On my server I have a hard disk partition mounted on /data. In this partition I have a directory /home with all of the users files. The /data/home directory is mounted using the --bind option to /home. On a client system I can NFS mount /home and /data from the server. However the clients /data directory ends up being actually a mount of /home ! This worked fine under FC6. There is a message in /var/log/messages on the server: mountd[4612]: /home and /data have same filehandle for *.kingnet, using first This seems like a nfs-utils or kernel bug to me ... Kernel: 2.6.23.8-63.fc8 How reproducible: Solid fault. Steps to Reproduce: 1. Mount using --bind a partitions subdirectory to somewhere. 2. Export both mount points. 3. On a client mount both mount points.

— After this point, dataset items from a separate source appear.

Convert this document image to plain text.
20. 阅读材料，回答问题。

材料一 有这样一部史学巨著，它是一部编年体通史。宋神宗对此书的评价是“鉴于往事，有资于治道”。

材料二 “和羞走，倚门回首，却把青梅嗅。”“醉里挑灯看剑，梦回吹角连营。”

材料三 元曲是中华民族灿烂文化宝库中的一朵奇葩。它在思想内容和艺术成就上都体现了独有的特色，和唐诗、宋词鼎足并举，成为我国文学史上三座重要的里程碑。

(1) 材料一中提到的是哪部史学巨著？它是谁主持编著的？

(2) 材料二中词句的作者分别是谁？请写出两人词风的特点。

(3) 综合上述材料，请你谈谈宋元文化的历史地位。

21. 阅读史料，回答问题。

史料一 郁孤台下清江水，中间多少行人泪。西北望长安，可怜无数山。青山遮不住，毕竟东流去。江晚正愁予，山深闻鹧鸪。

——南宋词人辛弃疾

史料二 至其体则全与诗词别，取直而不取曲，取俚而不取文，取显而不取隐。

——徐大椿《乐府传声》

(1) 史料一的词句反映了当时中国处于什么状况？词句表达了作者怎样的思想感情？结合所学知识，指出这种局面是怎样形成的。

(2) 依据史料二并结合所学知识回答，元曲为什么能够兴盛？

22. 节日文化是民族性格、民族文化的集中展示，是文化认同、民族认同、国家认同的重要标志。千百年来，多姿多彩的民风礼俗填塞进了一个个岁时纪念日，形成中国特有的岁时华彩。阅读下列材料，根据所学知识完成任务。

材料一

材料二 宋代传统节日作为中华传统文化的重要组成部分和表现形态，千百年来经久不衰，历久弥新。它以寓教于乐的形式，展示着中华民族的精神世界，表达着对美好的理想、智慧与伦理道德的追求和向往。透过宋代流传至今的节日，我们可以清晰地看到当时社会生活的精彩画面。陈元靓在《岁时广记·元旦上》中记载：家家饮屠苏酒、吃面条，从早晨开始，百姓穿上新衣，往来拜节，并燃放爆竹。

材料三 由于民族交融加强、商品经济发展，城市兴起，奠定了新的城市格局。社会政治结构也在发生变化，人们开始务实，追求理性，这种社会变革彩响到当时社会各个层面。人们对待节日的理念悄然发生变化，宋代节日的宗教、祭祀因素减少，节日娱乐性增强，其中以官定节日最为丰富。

mountd defaults to using the uuid of the filesystem or the major/minor number to generate the device portion of the filehandle (since this is generally invariant between reboots, and is usually unique). In this situation it's not unique and the server has no way to know *which* export the client wants when this comes in. This is not easily changeable -- if it worked in older kernels it was probably a coincidence... You can probably work around this by setting fsid= export options on each of these exports. Maybe give /home fsid=1 and /data fsid=2 or something. That should make each export have explicitly different filehandles.
I don't think there's anything that can be done with this. Using the UUID gets around many problems with stale filehandles when device ordering changes. Since there's been no update to this in several months. I'm going to close this as NOTABUG and presume that the workaround I proposed will fix this for you.